I do have to stop here because I can’t help but think that we humans are prone to project our shortcomings on others. I was accused of lacking common sense and enthusiasm. I have since admitted the truth of the accusation. I wonder if medicine and its practitioners can stand up to that accusation as well.

Much of modern living seems to avoid common sense: “Just follow the regular program.” Express your enthusiasm for something extraordinary or your objection to the status quo: “Hold your horses. You are upsetting peace and decorum.” The same ethos seems to hold sway in the corridors of medical institutions most everywhere.

Yet, medicine and modernity must find room again for common sense and enthusiasm. I suggest that they are two of the keys which will open the gates to further layers of growth and understanding in the coming era.

Common sense is a stabilizing force necessary for us all of us, whatever our pursuits and interests. “Common problems call for common sense.” Common sense suggests mental balance, the simple gift of discrimination, and rational perspective. It points to the HEAD - a clear one.

Medicine seems to respond: “Things are not so simple as you might think. We have developed protocols and practices which have proven generally effective over the years. Learn them and you will be well grounded for the days ahead.”

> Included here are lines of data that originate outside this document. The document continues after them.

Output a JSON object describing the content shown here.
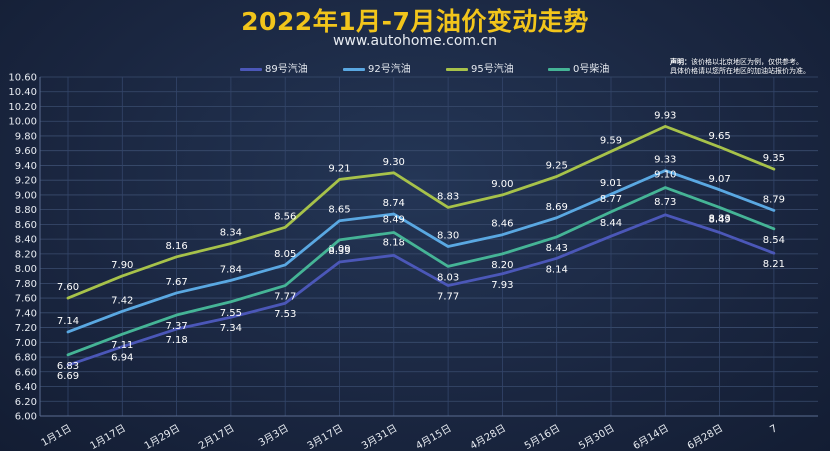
{
  "header": {
    "title": "2022年1月-7月油价变动走势",
    "subtitle": "www.autohome.com.cn"
  },
  "note": {
    "label": "声明：",
    "line1": "该价格以北京地区为例，仅供参考。",
    "line2": "具体价格请以您所在地区的加油站报价为准。"
  },
  "colors": {
    "s89": "#4b57b8",
    "s92": "#5aa8e2",
    "s95": "#a7c24a",
    "s0": "#45b496"
  },
  "chart_data": {
    "type": "line",
    "categories": [
      "1月1日",
      "1月17日",
      "1月29日",
      "2月17日",
      "3月3日",
      "3月17日",
      "3月31日",
      "4月15日",
      "4月28日",
      "5月16日",
      "5月30日",
      "6月14日",
      "6月28日",
      "7"
    ],
    "ylim": [
      6.0,
      10.6
    ],
    "ytick_step": 0.2,
    "grid": true,
    "legend_position": "top-center",
    "series": [
      {
        "name": "89号汽油",
        "key": "s89",
        "values": [
          6.69,
          6.94,
          7.18,
          7.34,
          7.53,
          8.09,
          8.18,
          7.77,
          7.93,
          8.14,
          8.44,
          8.73,
          8.49,
          8.21
        ]
      },
      {
        "name": "92号汽油",
        "key": "s92",
        "values": [
          7.14,
          7.42,
          7.67,
          7.84,
          8.05,
          8.65,
          8.74,
          8.3,
          8.46,
          8.69,
          9.01,
          9.33,
          9.07,
          8.79
        ]
      },
      {
        "name": "95号汽油",
        "key": "s95",
        "values": [
          7.6,
          7.9,
          8.16,
          8.34,
          8.56,
          9.21,
          9.3,
          8.83,
          9.0,
          9.25,
          9.59,
          9.93,
          9.65,
          9.35
        ]
      },
      {
        "name": "0号柴油",
        "key": "s0",
        "values": [
          6.83,
          7.11,
          7.37,
          7.55,
          7.77,
          8.39,
          8.49,
          8.03,
          8.2,
          8.43,
          8.77,
          9.1,
          8.83,
          8.54
        ]
      }
    ]
  }
}
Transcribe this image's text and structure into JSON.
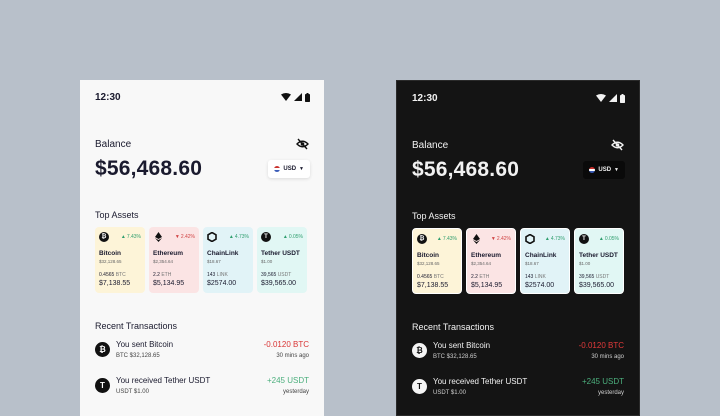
{
  "colors": {
    "background": "#b8c0ca",
    "light_bg": "#f8f8f8",
    "dark_bg": "#141414",
    "up": "#2f9e6e",
    "down": "#d14545",
    "negative_amount": "#e23a3a",
    "positive_amount": "#4caf7d"
  },
  "status_bar": {
    "time": "12:30",
    "icons": [
      "wifi-icon",
      "cell-signal-icon",
      "battery-icon"
    ]
  },
  "balance": {
    "label": "Balance",
    "value": "$56,468.60",
    "visibility_icon": "eye-off-icon",
    "currency": "USD"
  },
  "top_assets": {
    "title": "Top Assets",
    "assets": [
      {
        "name": "Bitcoin",
        "icon": "bitcoin-icon",
        "change": "7.43%",
        "direction": "up",
        "price": "$32,128.65",
        "holding": "0.4565",
        "symbol": "BTC",
        "value": "$7,138.55",
        "card_color": "#fdf4d8"
      },
      {
        "name": "Ethereum",
        "icon": "ethereum-icon",
        "change": "2.42%",
        "direction": "down",
        "price": "$2,354.64",
        "holding": "2.2",
        "symbol": "ETH",
        "value": "$5,134.95",
        "card_color": "#fbe4e4"
      },
      {
        "name": "ChainLink",
        "icon": "chainlink-icon",
        "change": "4.73%",
        "direction": "up",
        "price": "$18.67",
        "holding": "143",
        "symbol": "LINK",
        "value": "$2574.00",
        "card_color": "#e1f3f7"
      },
      {
        "name": "Tether USDT",
        "icon": "tether-icon",
        "change": "0.05%",
        "direction": "up",
        "price": "$1.00",
        "holding": "39,565",
        "symbol": "USDT",
        "value": "$39,565.00",
        "card_color": "#e1f7f4"
      }
    ]
  },
  "recent_transactions": {
    "title": "Recent Transactions",
    "items": [
      {
        "title": "You sent Bitcoin",
        "icon": "bitcoin-icon",
        "symbol": "BTC",
        "price": "$32,128.65",
        "amount": "-0.0120 BTC",
        "time": "30 mins ago",
        "kind": "negative"
      },
      {
        "title": "You received Tether USDT",
        "icon": "tether-icon",
        "symbol": "USDT",
        "price": "$1.00",
        "amount": "+245 USDT",
        "time": "yesterday",
        "kind": "positive"
      }
    ]
  }
}
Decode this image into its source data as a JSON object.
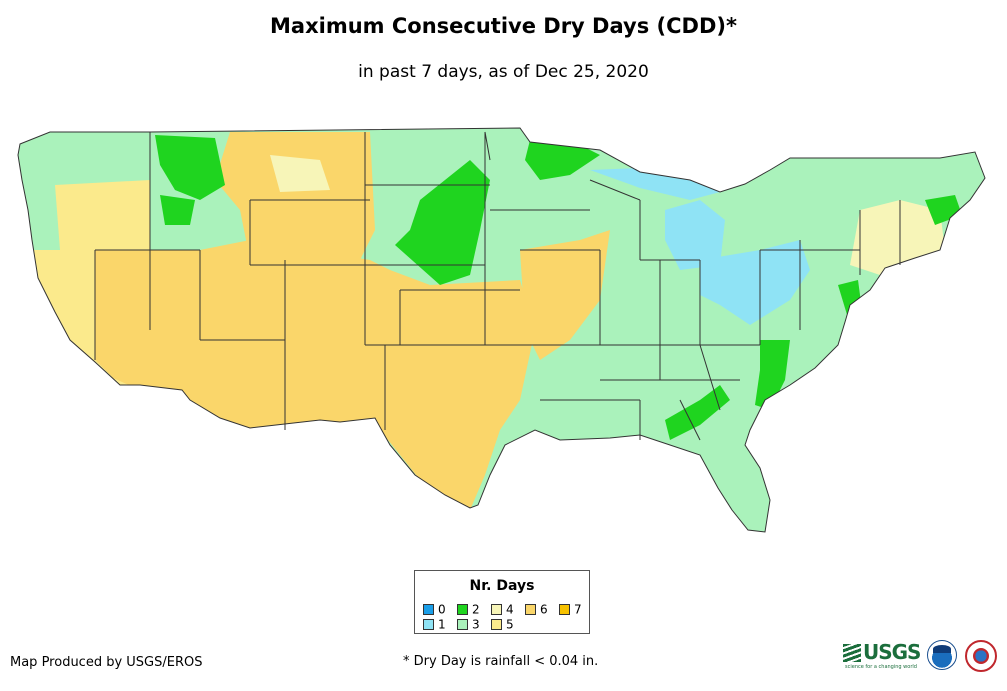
{
  "title": "Maximum Consecutive Dry Days (CDD)*",
  "subtitle": "in past 7 days, as of Dec 25, 2020",
  "legend": {
    "title": "Nr. Days",
    "items": [
      {
        "label": "0",
        "color": "#1a9ee8"
      },
      {
        "label": "1",
        "color": "#8fe3f5"
      },
      {
        "label": "2",
        "color": "#1fd41f"
      },
      {
        "label": "3",
        "color": "#aaf2bb"
      },
      {
        "label": "4",
        "color": "#f7f5b8"
      },
      {
        "label": "5",
        "color": "#fbea8c"
      },
      {
        "label": "6",
        "color": "#fad66a"
      },
      {
        "label": "7",
        "color": "#f7c200"
      }
    ]
  },
  "map": {
    "region": "contiguous-us",
    "colors": {
      "days_1": "#8fe3f5",
      "days_2": "#1fd41f",
      "days_3": "#aaf2bb",
      "days_4": "#f7f5b8",
      "days_5": "#fbea8c",
      "days_6": "#fad66a",
      "border": "#333333"
    }
  },
  "footer": {
    "credit": "Map Produced by USGS/EROS",
    "note": "* Dry Day is rainfall < 0.04 in."
  },
  "logos": {
    "usgs_text": "USGS",
    "usgs_tagline": "science for a changing world",
    "icons": [
      "usgs-logo",
      "noaa-logo",
      "nws-logo"
    ]
  }
}
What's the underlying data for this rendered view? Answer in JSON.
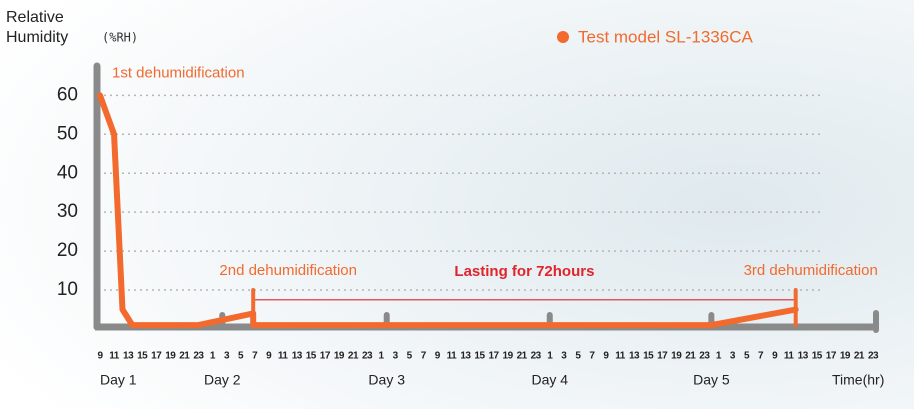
{
  "chart_data": {
    "type": "line",
    "y_label_lines": [
      "Relative",
      "Humidity"
    ],
    "y_unit": "(%RH)",
    "x_label": "Time(hr)",
    "xlim": [
      0,
      55
    ],
    "ylim": [
      0,
      66
    ],
    "yticks": [
      10,
      20,
      30,
      40,
      50,
      60
    ],
    "xticks": [
      {
        "value": 0,
        "label": "9"
      },
      {
        "value": 1,
        "label": "11"
      },
      {
        "value": 2,
        "label": "13"
      },
      {
        "value": 3,
        "label": "15"
      },
      {
        "value": 4,
        "label": "17"
      },
      {
        "value": 5,
        "label": "19"
      },
      {
        "value": 6,
        "label": "21"
      },
      {
        "value": 7,
        "label": "23"
      },
      {
        "value": 8,
        "label": "1"
      },
      {
        "value": 9,
        "label": "3"
      },
      {
        "value": 10,
        "label": "5"
      },
      {
        "value": 11,
        "label": "7"
      },
      {
        "value": 12,
        "label": "9"
      },
      {
        "value": 13,
        "label": "11"
      },
      {
        "value": 14,
        "label": "13"
      },
      {
        "value": 15,
        "label": "15"
      },
      {
        "value": 16,
        "label": "17"
      },
      {
        "value": 17,
        "label": "19"
      },
      {
        "value": 18,
        "label": "21"
      },
      {
        "value": 19,
        "label": "23"
      },
      {
        "value": 20,
        "label": "1"
      },
      {
        "value": 21,
        "label": "3"
      },
      {
        "value": 22,
        "label": "5"
      },
      {
        "value": 23,
        "label": "7"
      },
      {
        "value": 24,
        "label": "9"
      },
      {
        "value": 25,
        "label": "11"
      },
      {
        "value": 26,
        "label": "13"
      },
      {
        "value": 27,
        "label": "15"
      },
      {
        "value": 28,
        "label": "17"
      },
      {
        "value": 29,
        "label": "19"
      },
      {
        "value": 30,
        "label": "21"
      },
      {
        "value": 31,
        "label": "23"
      },
      {
        "value": 32,
        "label": "1"
      },
      {
        "value": 33,
        "label": "3"
      },
      {
        "value": 34,
        "label": "5"
      },
      {
        "value": 35,
        "label": "7"
      },
      {
        "value": 36,
        "label": "9"
      },
      {
        "value": 37,
        "label": "11"
      },
      {
        "value": 38,
        "label": "13"
      },
      {
        "value": 39,
        "label": "15"
      },
      {
        "value": 40,
        "label": "17"
      },
      {
        "value": 41,
        "label": "19"
      },
      {
        "value": 42,
        "label": "21"
      },
      {
        "value": 43,
        "label": "23"
      },
      {
        "value": 44,
        "label": "1"
      },
      {
        "value": 45,
        "label": "3"
      },
      {
        "value": 46,
        "label": "5"
      },
      {
        "value": 47,
        "label": "7"
      },
      {
        "value": 48,
        "label": "9"
      },
      {
        "value": 49,
        "label": "11"
      },
      {
        "value": 50,
        "label": "13"
      },
      {
        "value": 51,
        "label": "15"
      },
      {
        "value": 52,
        "label": "17"
      },
      {
        "value": 53,
        "label": "19"
      },
      {
        "value": 54,
        "label": "21"
      },
      {
        "value": 55,
        "label": "23"
      }
    ],
    "day_ticks": [
      {
        "value": 1.3,
        "label": "Day 1"
      },
      {
        "value": 8.7,
        "label": "Day 2"
      },
      {
        "value": 20.4,
        "label": "Day 3"
      },
      {
        "value": 32,
        "label": "Day 4"
      },
      {
        "value": 43.5,
        "label": "Day 5"
      }
    ],
    "grid": true,
    "series": [
      {
        "name": "Test model SL-1336CA",
        "color": "#f26a2e",
        "x": [
          0,
          1,
          1.6,
          2.3,
          7,
          10.9,
          10.9,
          43.5,
          49.5
        ],
        "values": [
          60,
          50,
          5,
          1,
          1,
          4,
          1,
          1,
          5
        ]
      }
    ],
    "events": [
      {
        "label": "1st dehumidification",
        "x": 0,
        "y": 60
      },
      {
        "label": "2nd dehumidification",
        "x": 10.9,
        "y": 10
      },
      {
        "label": "3rd dehumidification",
        "x": 49.5,
        "y": 10
      }
    ],
    "span": {
      "label": "Lasting for 72hours",
      "from": 10.9,
      "to": 49.5,
      "y": 7.5,
      "color": "#e0242c"
    }
  }
}
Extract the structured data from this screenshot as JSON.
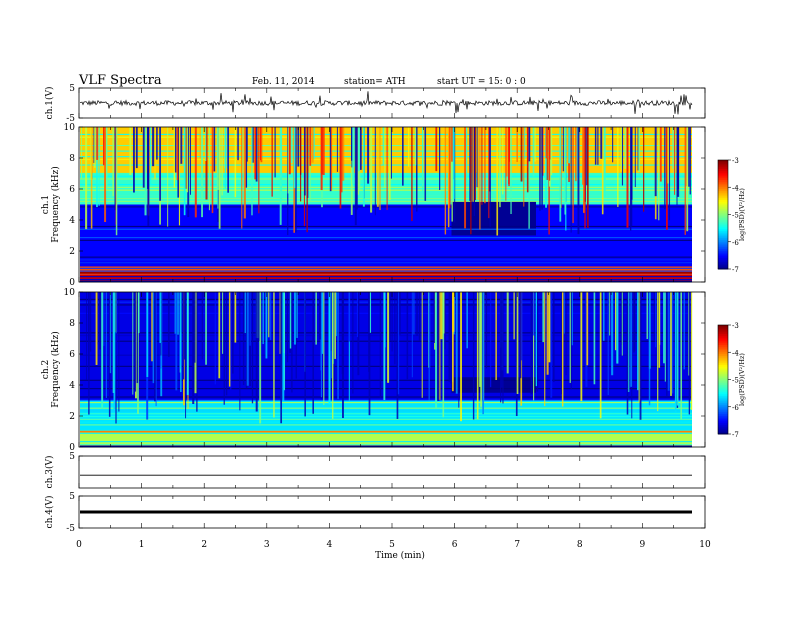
{
  "header": {
    "title": "VLF  Spectra",
    "date": "Feb. 11, 2014",
    "station": "station= ATH",
    "start": "start  UT  =    15: 0  : 0"
  },
  "chart_data": [
    {
      "type": "line",
      "panel": "ch1-waveform",
      "ylabel": "ch.1(V)",
      "ylim": [
        -5,
        5
      ],
      "yticks": [
        5,
        -5
      ],
      "xlim": [
        0,
        10
      ],
      "description_value": "noisy trace near 0 V with spikes"
    },
    {
      "type": "heatmap",
      "panel": "ch1-spectrogram",
      "ylabel_channel": "ch.1",
      "ylabel": "Frequency  (kHz)",
      "ylim": [
        0,
        10
      ],
      "yticks": [
        0,
        2,
        4,
        6,
        8,
        10
      ],
      "xlim": [
        0,
        9.8
      ],
      "colorbar": {
        "label": "log(PSD)(V²/Hz)",
        "range": [
          -7,
          -3
        ],
        "ticks": [
          -3,
          -4,
          -5,
          -6,
          -7
        ]
      },
      "bands_khz": [
        {
          "from": 0,
          "to": 0.5,
          "level": -3.3
        },
        {
          "from": 0.5,
          "to": 1.0,
          "level": -3.8
        },
        {
          "from": 1.0,
          "to": 5.0,
          "level": -6.5
        },
        {
          "from": 5.0,
          "to": 7.0,
          "level": -5.3
        },
        {
          "from": 7.0,
          "to": 10.0,
          "level": -4.3
        }
      ],
      "quiet_window_min": [
        5.95,
        7.3
      ]
    },
    {
      "type": "heatmap",
      "panel": "ch2-spectrogram",
      "ylabel_channel": "ch.2",
      "ylabel": "Frequency  (kHz)",
      "ylim": [
        0,
        10
      ],
      "yticks": [
        0,
        2,
        4,
        6,
        8,
        10
      ],
      "xlim": [
        0,
        9.8
      ],
      "colorbar": {
        "label": "log(PSD)(V²/Hz)",
        "range": [
          -7,
          -3
        ],
        "ticks": [
          -3,
          -4,
          -5,
          -6,
          -7
        ]
      },
      "bands_khz": [
        {
          "from": 0,
          "to": 1.0,
          "level": -4.8
        },
        {
          "from": 1.0,
          "to": 3.0,
          "level": -5.6
        },
        {
          "from": 3.0,
          "to": 10.0,
          "level": -6.6
        }
      ],
      "quiet_window_min": [
        5.95,
        7.3
      ]
    },
    {
      "type": "line",
      "panel": "ch3-waveform",
      "ylabel": "ch.3(V)",
      "ylim": [
        -5,
        5
      ],
      "yticks": [
        5
      ],
      "xlim": [
        0,
        10
      ],
      "level": -1.0
    },
    {
      "type": "line",
      "panel": "ch4-waveform",
      "ylabel": "ch.4(V)",
      "ylim": [
        -5,
        5
      ],
      "yticks": [
        5,
        -5
      ],
      "xlim": [
        0,
        10
      ],
      "level": 0.0
    }
  ],
  "x_axis": {
    "label": "Time  (min)",
    "ticks": [
      0,
      1,
      2,
      3,
      4,
      5,
      6,
      7,
      8,
      9,
      10
    ]
  }
}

Enthusiasm - coming from the Greek en theos and meaning in God - points to energies of the HEART. To the author, enthusiasm hints at being on fire, inspired for an unselfish cause.

Medicine replies: “Our work is tend and repair the human body. We know nothing of the soul or God. That is out of our element. If a patient needs God, call the chaplain.”

Despite such unspoken objections, these two forces can help expand the dimensions of modern medical care beyond its present narrow confines. One bringing down-to-earth focus and the other reaching for everpresent hidden possibilities. “Feet on the ground and head in the heavens.”

We are all so built - at least metaphorically. Why can’t future medicine grow in that direction? One Frugal Physician believes so. “Once a physician, always a physician.”

Maybe Drs. Rogers and Kirkendall did me (us) a real favor by helping to point out these fundamental forces which I (we) can use to direct our steps in the search for A Frugal Physician.

The epithet “frugal physician” is an oxymoron just as in a similar vein, common sense and enthusiasm make for a combination of near opposites. Yet, they have make for a useful pair.

Here are a few other medical oxymorons, some of which we will consider as we go along:

• health insurance
• health care
• preventive medicine
• fixing health care
• medical intuition
• cutting to cure
• therapeutic tests
• scientific medicine
• medical practice
• real diseases
• real doctors

Putting Frugal and Physician together is clearly unusual and uncommon. A quick search at Google gives a paltry string of 300 citations out of billions of web pages. “Frugal physician” references mostly point to ways for physicians to save money and resources in their offices or how their lifestyles at home. A large share of results are given for Frugal Physician medical specimen cups. There is nary a word about medical people helping their patients to save money.

In the modern world, the practice of medicine almost mandates substantial costs. Even to walk into a medical office necessitates leaving several large bills on the counter or writing a good sized check.

“Physicians are not taught to save money. They are taught to save lives.” I just made that one up, but it seems to be a relative medical truism in the common era. (Saving lives is another oxymoron we will survey later.)

Medical people need to know that financial health and physical health go hand in hand. One reflects the other very commonly and is dependent on the other more than is often apparent. That is a basic understanding for a Frugal Physician.

With expensive tests and technology, pills and procedures taking over larger and larger swaths of medicine, parsimony in health care is almost unknown. It was known and common once upon a time.

Common sense and enthusiasm may help us achieve such a rational and desirable destination again, some day. Frugal Physicians need to be there before such a state eventuates.